Statistics from the International Agency for Research on Cancer (IARC) illustrate the scale of the challenge: around 20 million new cancer cases and nearly 10 million deaths in 2022, with about 53.5 million people living within five years of a cancer diagnosis. The lifetime risk of developing cancer is roughly 1 in 5, with mortality slightly higher for men than women.
Lead author Fatima Maher Al-Daffaie, a PhD candidate at the University of Sharjah, notes that exosomes carry cancer cells’ whispers and that decoding them could allow earlier, smarter treatment. The goal is to transform a simple blood test into a robust diagnostic tool that provides a real-time view of tumor biology, potentially reducing the need for invasive procedures.
Practically, the researchers see immediate applications in developing liquid biopsies that analyze exosome cargo to detect cancer at earliest stages, monitor how tumors respond to therapy, and even anticipate relapse before symptoms appear.
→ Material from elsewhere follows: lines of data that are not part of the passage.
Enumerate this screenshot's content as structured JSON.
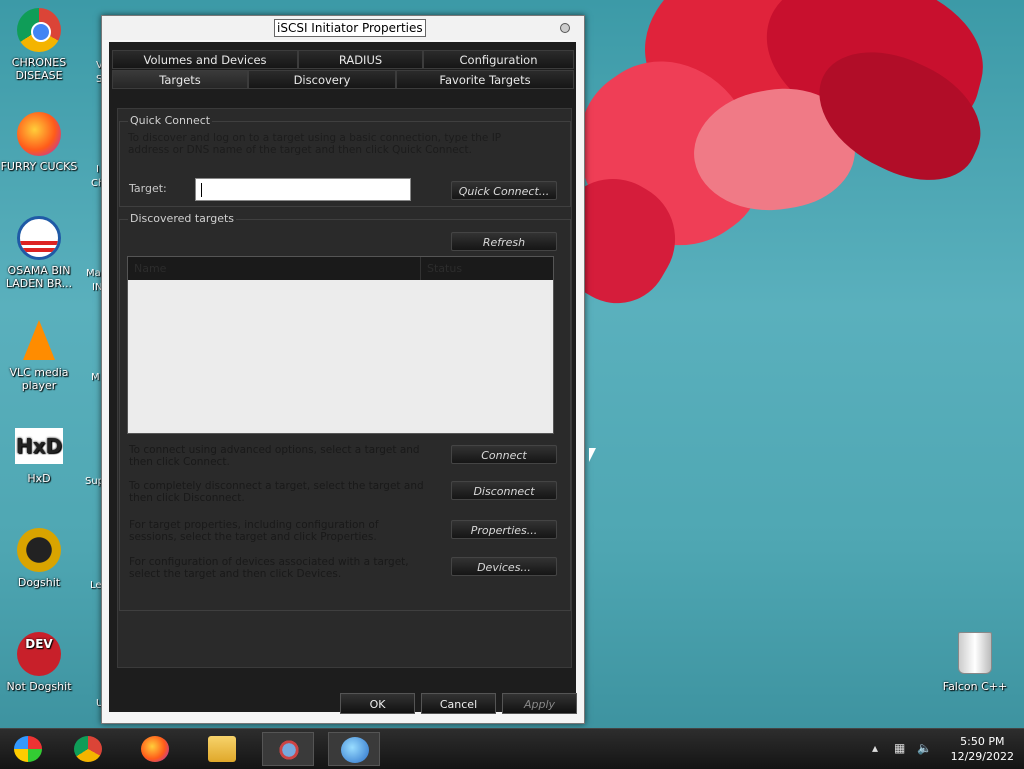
{
  "desktop": {
    "icons": [
      {
        "label": "CHRONES DISEASE",
        "icon": "chrome-icon",
        "color": "#2a73d9"
      },
      {
        "label": "FURRY CUCKS",
        "icon": "firefox-icon",
        "color": "#ff7a1a"
      },
      {
        "label": "OSAMA BIN LADEN BR...",
        "icon": "obama-logo-icon",
        "color": "#1f5aa6"
      },
      {
        "label": "VLC media player",
        "icon": "vlc-cone-icon",
        "color": "#ff8c00"
      },
      {
        "label": "HxD",
        "icon": "hxd-icon",
        "color": "#ffffff"
      },
      {
        "label": "Dogshit",
        "icon": "dogshit-icon",
        "color": "#d9a400"
      },
      {
        "label": "Not Dogshit",
        "icon": "dev-cpp-icon",
        "color": "#c8202a"
      }
    ],
    "partial_labels": [
      "V",
      "S",
      "I",
      "Ch",
      "Ma",
      "IN",
      "M",
      "Sup",
      "Le",
      "U"
    ],
    "recycle_bin": {
      "label": "Falcon C++",
      "icon": "recycle-bin-icon"
    }
  },
  "window": {
    "title": "iSCSI Initiator Properties",
    "tabs_top": [
      "Volumes and Devices",
      "RADIUS",
      "Configuration"
    ],
    "tabs_bottom": [
      "Targets",
      "Discovery",
      "Favorite Targets"
    ],
    "active_tab": "Targets",
    "quick_connect": {
      "group_label": "Quick Connect",
      "description": "To discover and log on to a target using a basic connection, type the IP address or DNS name of the target and then click Quick Connect.",
      "target_label": "Target:",
      "target_value": "",
      "button": "Quick Connect..."
    },
    "discovered": {
      "group_label": "Discovered targets",
      "refresh_button": "Refresh",
      "columns": [
        "Name",
        "Status"
      ]
    },
    "actions": [
      {
        "text": "To connect using advanced options, select a target and then click Connect.",
        "button": "Connect"
      },
      {
        "text": "To completely disconnect a target, select the target and then click Disconnect.",
        "button": "Disconnect"
      },
      {
        "text": "For target properties, including configuration of sessions, select the target and click Properties.",
        "button": "Properties..."
      },
      {
        "text": "For configuration of devices associated with a target, select the target and then click Devices.",
        "button": "Devices..."
      }
    ],
    "footer": {
      "ok": "OK",
      "cancel": "Cancel",
      "apply": "Apply"
    }
  },
  "taskbar": {
    "items": [
      "start-orb-icon",
      "chrome-icon",
      "firefox-icon",
      "file-explorer-icon",
      "network-users-icon",
      "iscsi-globe-icon"
    ],
    "clock_time": "5:50 PM",
    "clock_date": "12/29/2022"
  }
}
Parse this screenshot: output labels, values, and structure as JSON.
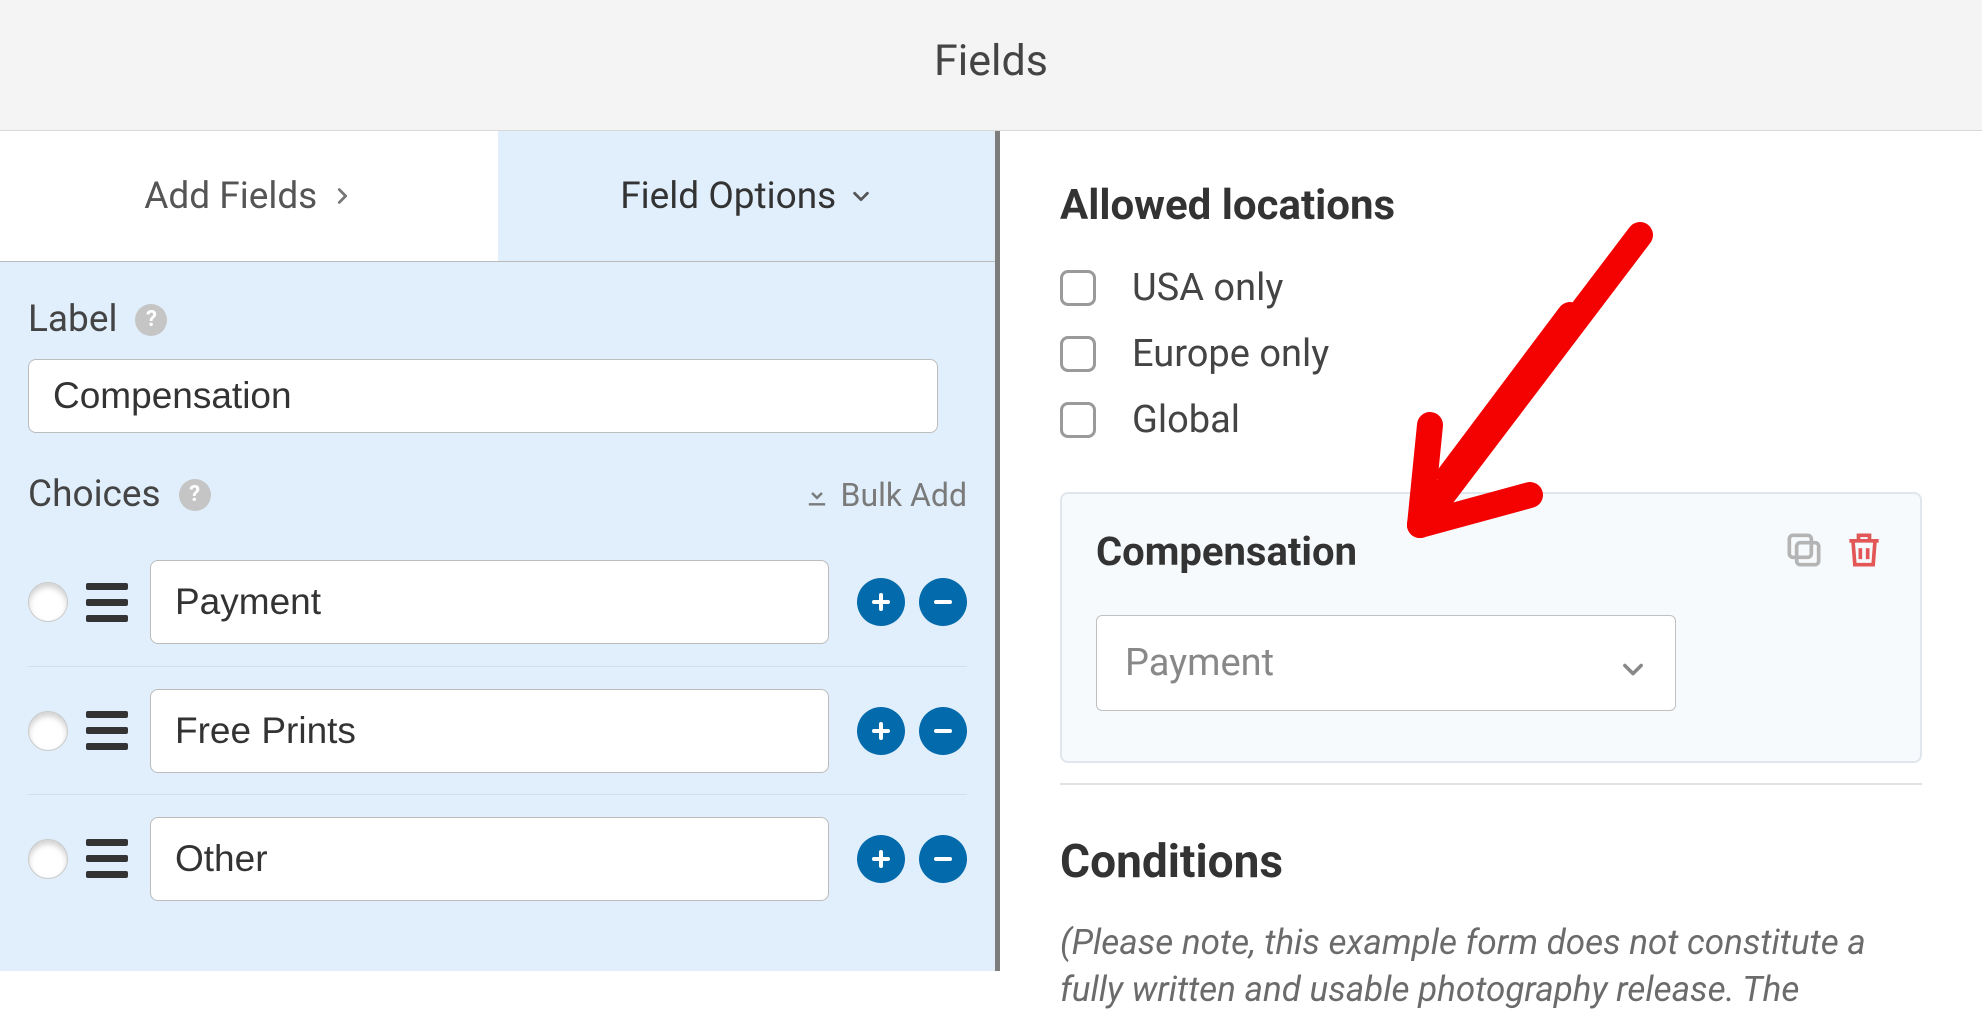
{
  "header": {
    "title": "Fields"
  },
  "tabs": {
    "add_label": "Add Fields",
    "options_label": "Field Options"
  },
  "editor": {
    "label_label": "Label",
    "label_value": "Compensation",
    "choices_label": "Choices",
    "bulk_add_label": "Bulk Add",
    "choices": [
      {
        "value": "Payment"
      },
      {
        "value": "Free Prints"
      },
      {
        "value": "Other"
      }
    ]
  },
  "preview": {
    "allowed_locations_heading": "Allowed locations",
    "location_options": [
      {
        "label": "USA only"
      },
      {
        "label": "Europe only"
      },
      {
        "label": "Global"
      }
    ],
    "field_card": {
      "title": "Compensation",
      "select_value": "Payment"
    },
    "conditions_heading": "Conditions",
    "conditions_note": "(Please note, this example form does not constitute a fully written and usable photography release. The"
  },
  "icons": {
    "help": "?",
    "chevron_right": "chevron-right-icon",
    "chevron_down": "chevron-down-icon",
    "download": "download-icon",
    "plus": "plus-icon",
    "minus": "minus-icon",
    "duplicate": "duplicate-icon",
    "trash": "trash-icon"
  },
  "colors": {
    "accent_blue": "#036aab",
    "panel_blue": "#e0effb",
    "danger": "#e25656",
    "annotation": "#f40101"
  }
}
Since exosomes reflect their parent tumors’ molecular fingerprints, they offer a non-invasive, time-sensitive snapshot of disease activity that could enable doctors to track cancer over time more safely and repeatedly than traditional tissue biopsies.
Another promising angle involves using exosomes as delivery vehicles for cancer therapies. These natural nanoscale carriers can be engineered to ferry chemotherapy drugs, RNA-based therapies, or gene-editing tools directly to tumor sites, potentially increasing efficacy while reducing side effects due to their compatibility with the human body.
Associate Professor Ahmad Abuhelwa highlights the broader implication: studying exosome signatures could tailor treatments to individual patients and track how each tumor evolves, moving precision oncology from theory to everyday clinical practice.
While formal industry collaborations are not yet in place, the field is drawing major international interest. Exosome-based diagnostics and liquid biopsies are among the fastest-growing areas in precision medicine, attracting substantial investment from biotech and pharmaceutical sectors. The researchers anticipate partnerships with companies and research institutions focused on next-generation cancer diagnostics and personalized monitoring tools as the work progresses.